Monthly Archives: December 2010

PHP NTLM integration with Samba

I’ve been sitting on this for ages, but finally I’m using the Christmas break to complete this article about integration between Samba and my PHP NTLM script. The basic idea is that pdbedit -w someuser will emit the NT hash (MD4) of someuser. Using this knowledge we will be able to create a helper utility that verifies NTLMv2 hashes by calling on pdbedit. This helper utility I named verifyntlm. A key requirement for this to work is that the Apache/PHP process be in the same machine the samba user database is hosted on, which also means this is strictly for samba and not for Windows servers.

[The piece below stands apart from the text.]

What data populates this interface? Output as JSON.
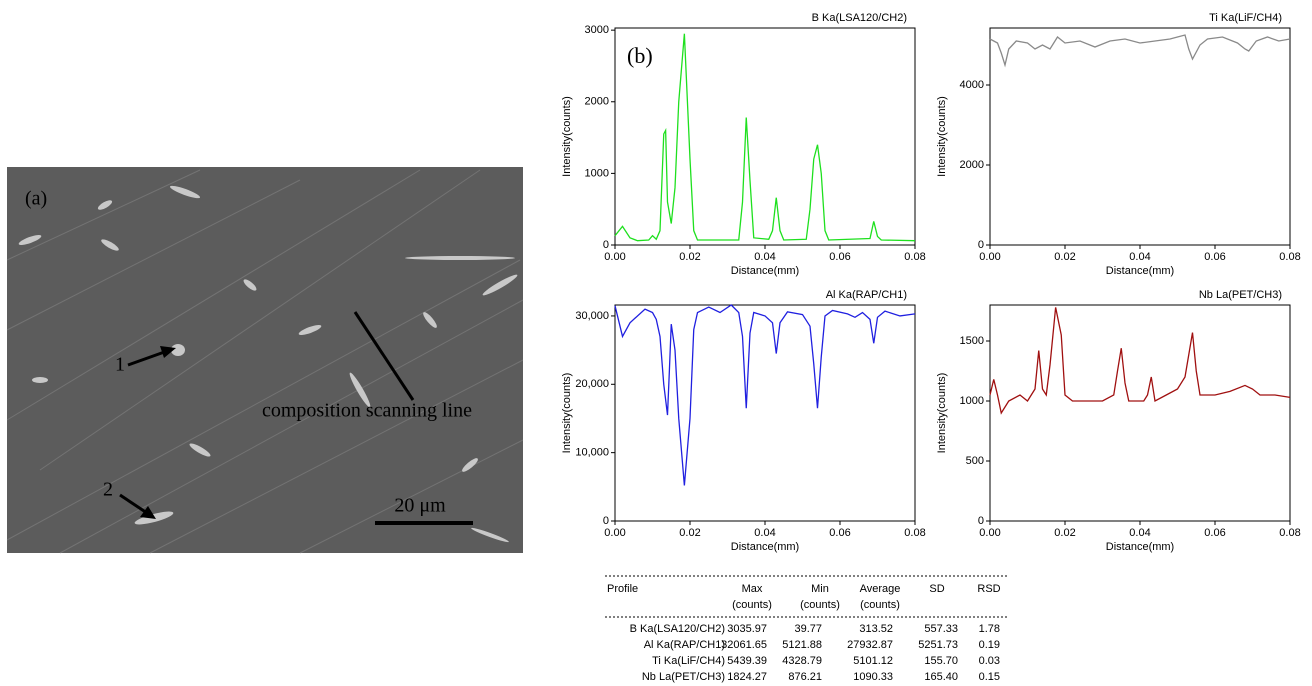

There is one issue though, which is that pdbedit requires root privileges to access the hash.  It unreasonable to think that the apache/PHP could be run in root. The answer to this is to setuid verifyntlm to root such that verifyntlm will get elevated to root every time it gets executed by any user. It also why verifyntlm is written in C as setuid doesn’t not work for scripts. For this to be secure, verifyntlm must be watertight or else it can potentially be used for a root privilege escalation exploit. Maximum care was taken when coding with this but as with everything, I can’t guarantee absolutely security. The source code is for all to see though, so feel free to comb through it.

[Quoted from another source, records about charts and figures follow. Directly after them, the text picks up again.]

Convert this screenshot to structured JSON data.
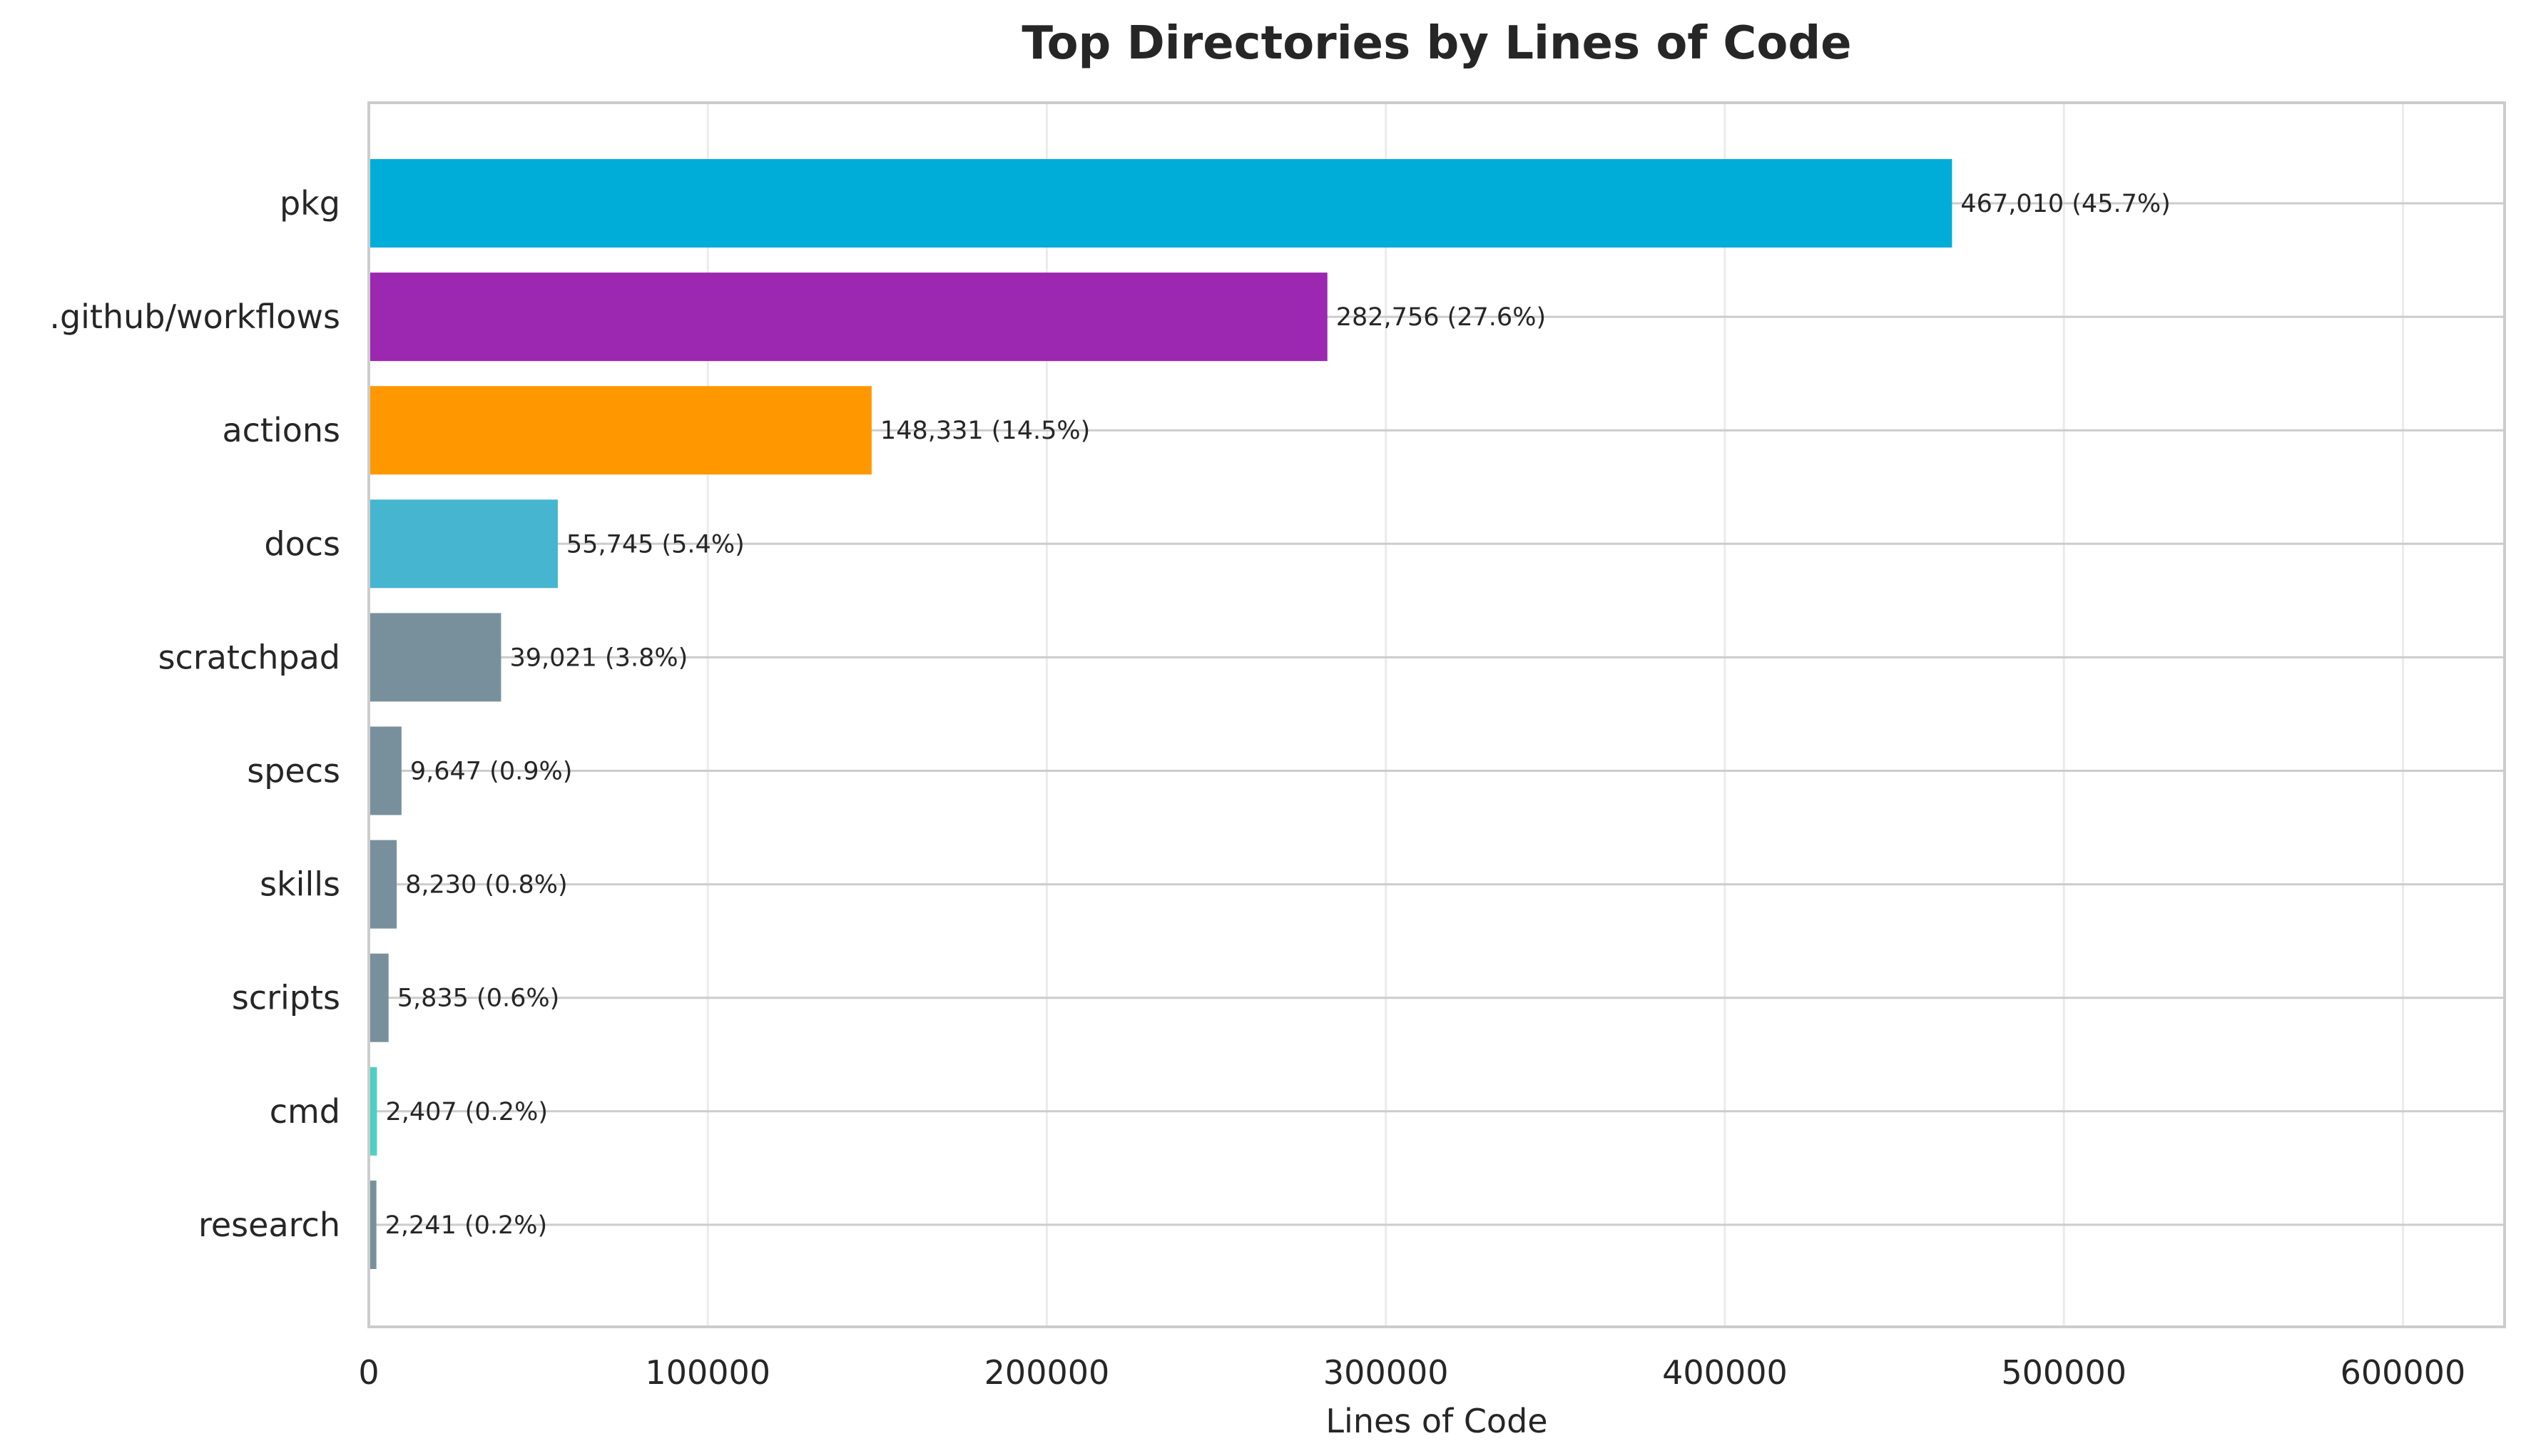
{
  "chart_data": {
    "type": "bar",
    "orientation": "horizontal",
    "title": "Top Directories by Lines of Code",
    "xlabel": "Lines of Code",
    "ylabel": "",
    "xlim": [
      0,
      630000
    ],
    "xticks": [
      0,
      100000,
      200000,
      300000,
      400000,
      500000,
      600000
    ],
    "xtick_labels": [
      "0",
      "100000",
      "200000",
      "300000",
      "400000",
      "500000",
      "600000"
    ],
    "grid": true,
    "categories": [
      "pkg",
      ".github/workflows",
      "actions",
      "docs",
      "scratchpad",
      "specs",
      "skills",
      "scripts",
      "cmd",
      "research"
    ],
    "values": [
      467010,
      282756,
      148331,
      55745,
      39021,
      9647,
      8230,
      5835,
      2407,
      2241
    ],
    "data_labels": [
      "467,010 (45.7%)",
      "282,756 (27.6%)",
      "148,331 (14.5%)",
      "55,745 (5.4%)",
      "39,021 (3.8%)",
      "9,647 (0.9%)",
      "8,230 (0.8%)",
      "5,835 (0.6%)",
      "2,407 (0.2%)",
      "2,241 (0.2%)"
    ],
    "colors": [
      "#00ADD8",
      "#9C27B0",
      "#FF9800",
      "#45B5D0",
      "#78909C",
      "#78909C",
      "#78909C",
      "#78909C",
      "#4DD0C4",
      "#78909C"
    ]
  }
}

You would only use verifyntlm in conjunction with ntlm.php as expects parameters such as the user, challenge, hash etc which only ntlm.php provides. The program is designed to divulge as little information as possible, only 1 if successful, 0 for failure. This way in the event that an attacker gains access to the binary, they can gain no new information that’s not already gained through brute forcing a login prompt.

Prerequisites

verifyntlm.c requires:

  • gcc – To compile the C file
  • openssl (library & headers) – If using debian/ubuntu, run apt-get install libssl-dev
  • Samba – Obviously, so we can execute pdbedit

Installation

You may need to modify PDBEDIT_PATH in verifyntlm.c to point to where pdbedit is if it’s not at /usr/bin/pdbedit

Login as root (or add sudo in front) to compile and set the sticky bit:


# gcc verifyntlm.c -lssl -o verifyntlm
# chown root verifyntlm
# chmod u=rwxs,g=x,o=x verifyntlm

Move the binary to a location such as /sbin/


# mv verifyntlm /sbin

If you put the binary somewhere else, please modify $ntlm_verifyntlmpath in ntlm.php.

Usage

After compiling the binary, jump out of root into a normal user and try running it without parameters. If it prints usage information, then you should be set.

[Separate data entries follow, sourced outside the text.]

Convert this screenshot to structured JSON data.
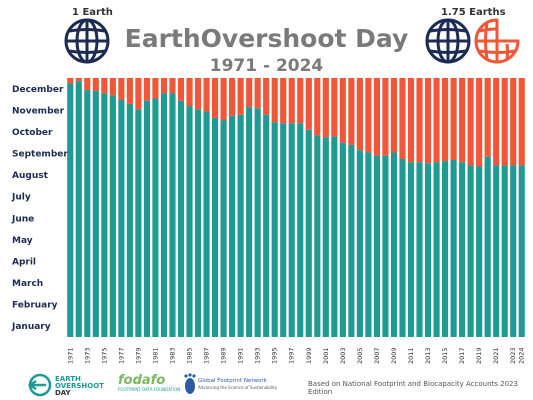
{
  "header": {
    "title": "EarthOvershoot Day",
    "subtitle": "1971 - 2024",
    "left_label": "1 Earth",
    "right_label": "1.75 Earths"
  },
  "logos": {
    "overshoot_lines": [
      "EARTH",
      "OVERSHOOT",
      "DAY"
    ],
    "fodafo_name": "fodafo",
    "fodafo_sub": "FOOTPRINT DATA FOUNDATION",
    "gfn_name": "Global Footprint Network",
    "gfn_sub": "Advancing the Science of Sustainability"
  },
  "footer": {
    "source": "Based on National Footprint and Biocapacity Accounts 2023 Edition"
  },
  "colors": {
    "teal": "#1f9a95",
    "orange": "#f05638",
    "globe_navy": "#1c2b53",
    "text_gray": "#7a7a7a"
  },
  "chart_data": {
    "type": "bar",
    "stacked": true,
    "categories": [
      "1971",
      "1972",
      "1973",
      "1974",
      "1975",
      "1976",
      "1977",
      "1978",
      "1979",
      "1980",
      "1981",
      "1982",
      "1983",
      "1984",
      "1985",
      "1986",
      "1987",
      "1988",
      "1989",
      "1990",
      "1991",
      "1992",
      "1993",
      "1994",
      "1995",
      "1996",
      "1997",
      "1998",
      "1999",
      "2000",
      "2001",
      "2002",
      "2003",
      "2004",
      "2005",
      "2006",
      "2007",
      "2008",
      "2009",
      "2010",
      "2011",
      "2012",
      "2013",
      "2014",
      "2015",
      "2016",
      "2017",
      "2018",
      "2019",
      "2020",
      "2021",
      "2022",
      "2023",
      "2024"
    ],
    "x_tick_labels": [
      "1971",
      "1973",
      "1975",
      "1977",
      "1979",
      "1981",
      "1983",
      "1985",
      "1987",
      "1989",
      "1991",
      "1993",
      "1995",
      "1997",
      "1999",
      "2001",
      "2003",
      "2005",
      "2007",
      "2009",
      "2011",
      "2013",
      "2015",
      "2017",
      "2019",
      "2021",
      "2023",
      "2024"
    ],
    "y_tick_labels": [
      "January",
      "February",
      "March",
      "April",
      "May",
      "June",
      "July",
      "August",
      "September",
      "October",
      "November",
      "December"
    ],
    "ylim": [
      0,
      12
    ],
    "series": [
      {
        "color_key": "teal",
        "values": [
          11.75,
          11.85,
          11.45,
          11.4,
          11.3,
          11.2,
          11.0,
          10.8,
          10.55,
          10.95,
          11.05,
          11.3,
          11.3,
          10.95,
          10.7,
          10.55,
          10.45,
          10.15,
          10.05,
          10.25,
          10.3,
          10.65,
          10.6,
          10.3,
          9.95,
          9.9,
          9.9,
          9.9,
          9.6,
          9.35,
          9.25,
          9.3,
          9.0,
          8.9,
          8.65,
          8.55,
          8.4,
          8.4,
          8.55,
          8.25,
          8.1,
          8.1,
          8.05,
          8.1,
          8.15,
          8.2,
          8.1,
          7.95,
          7.9,
          8.35,
          7.95,
          7.95,
          7.95,
          7.95
        ]
      },
      {
        "color_key": "orange",
        "values": [
          0.25,
          0.15,
          0.55,
          0.6,
          0.7,
          0.8,
          1.0,
          1.2,
          1.45,
          1.05,
          0.95,
          0.7,
          0.7,
          1.05,
          1.3,
          1.45,
          1.55,
          1.85,
          1.95,
          1.75,
          1.7,
          1.35,
          1.4,
          1.7,
          2.05,
          2.1,
          2.1,
          2.1,
          2.4,
          2.65,
          2.75,
          2.7,
          3.0,
          3.1,
          3.35,
          3.45,
          3.6,
          3.6,
          3.45,
          3.75,
          3.9,
          3.9,
          3.95,
          3.9,
          3.85,
          3.8,
          3.9,
          4.05,
          4.1,
          3.65,
          4.05,
          4.05,
          4.05,
          4.05
        ]
      }
    ]
  }
}
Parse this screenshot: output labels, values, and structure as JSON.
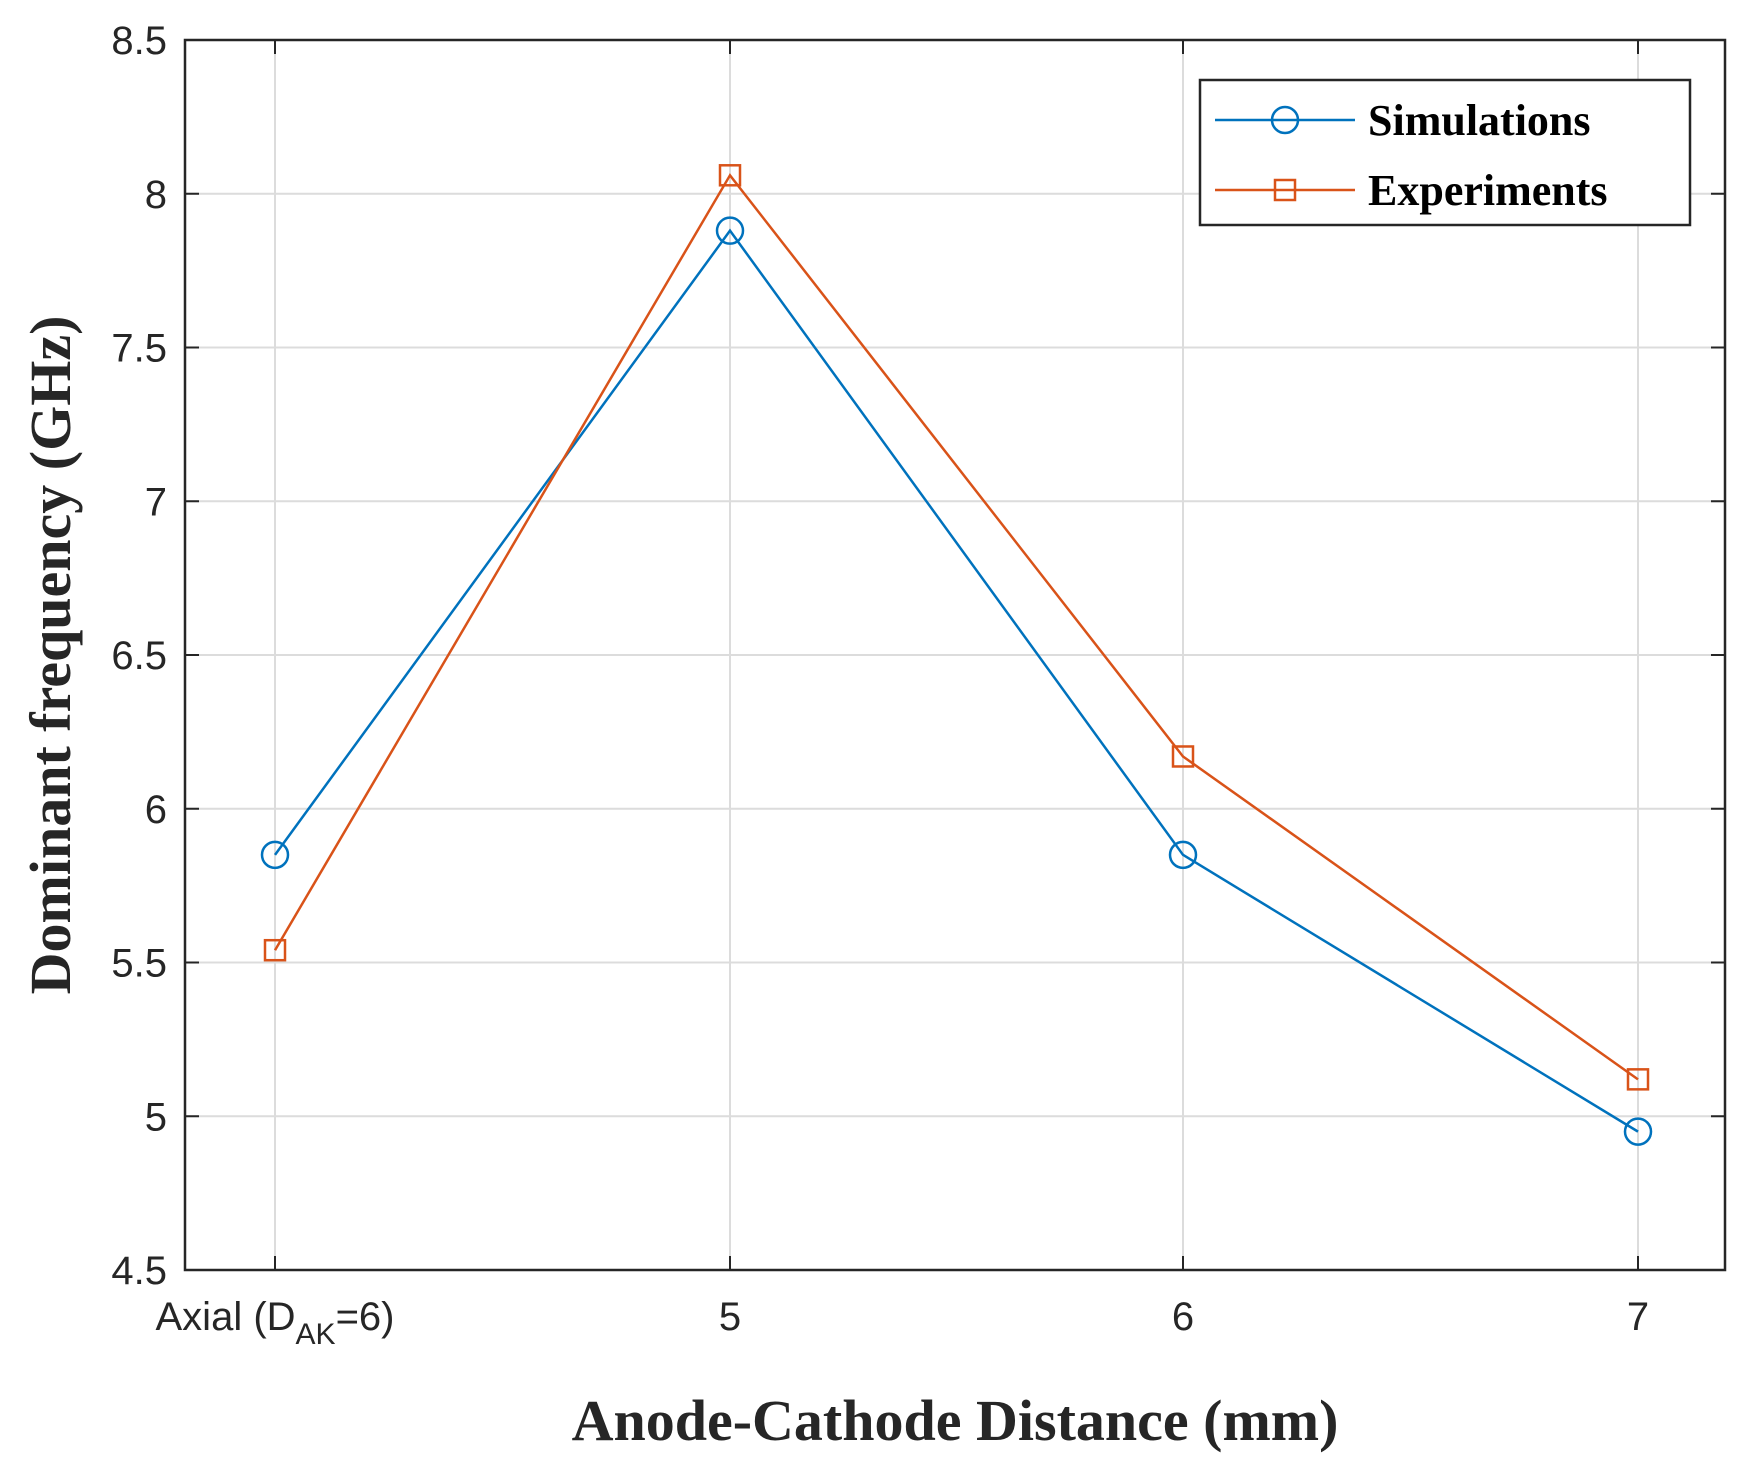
{
  "chart_data": {
    "type": "line",
    "title": "",
    "xlabel": "Anode-Cathode Distance (mm)",
    "ylabel": "Dominant frequency (GHz)",
    "categories": [
      {
        "main": "Axial (D",
        "sub": "AK",
        "tail": "=6)"
      },
      {
        "main": "5",
        "sub": "",
        "tail": ""
      },
      {
        "main": "6",
        "sub": "",
        "tail": ""
      },
      {
        "main": "7",
        "sub": "",
        "tail": ""
      }
    ],
    "ylim": [
      4.5,
      8.5
    ],
    "yticks": [
      "4.5",
      "5",
      "5.5",
      "6",
      "6.5",
      "7",
      "7.5",
      "8",
      "8.5"
    ],
    "grid": true,
    "legend_position": "top-right",
    "series": [
      {
        "name": "Simulations",
        "marker": "circle",
        "color": "#0072BD",
        "values": [
          5.85,
          7.88,
          5.85,
          4.95
        ]
      },
      {
        "name": "Experiments",
        "marker": "square",
        "color": "#D95319",
        "values": [
          5.54,
          8.06,
          6.17,
          5.12
        ]
      }
    ]
  }
}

On PHP side, here’s how to use it in your own PHP scripts:

[php]
session_start();
$auth = ntlm_prompt("testwebsite", "testdomain", "mycomputer", "testdomain.local", "mycomputer.local", null, "ntlm_verify_hash_smb");

if ($auth[‘authenticated’]) {
print "You are authenticated as $auth[username] from $auth[domain]/$auth[workstation]";
}
[/php]

As always, get the source from my php-ntlm github.

Unfortunately, if you’re looking to integrate PHP NTLM with Active Directory, this is not the article you’re looking for, you may be able to achieve it through winbind, another samba component, but that’s for another time.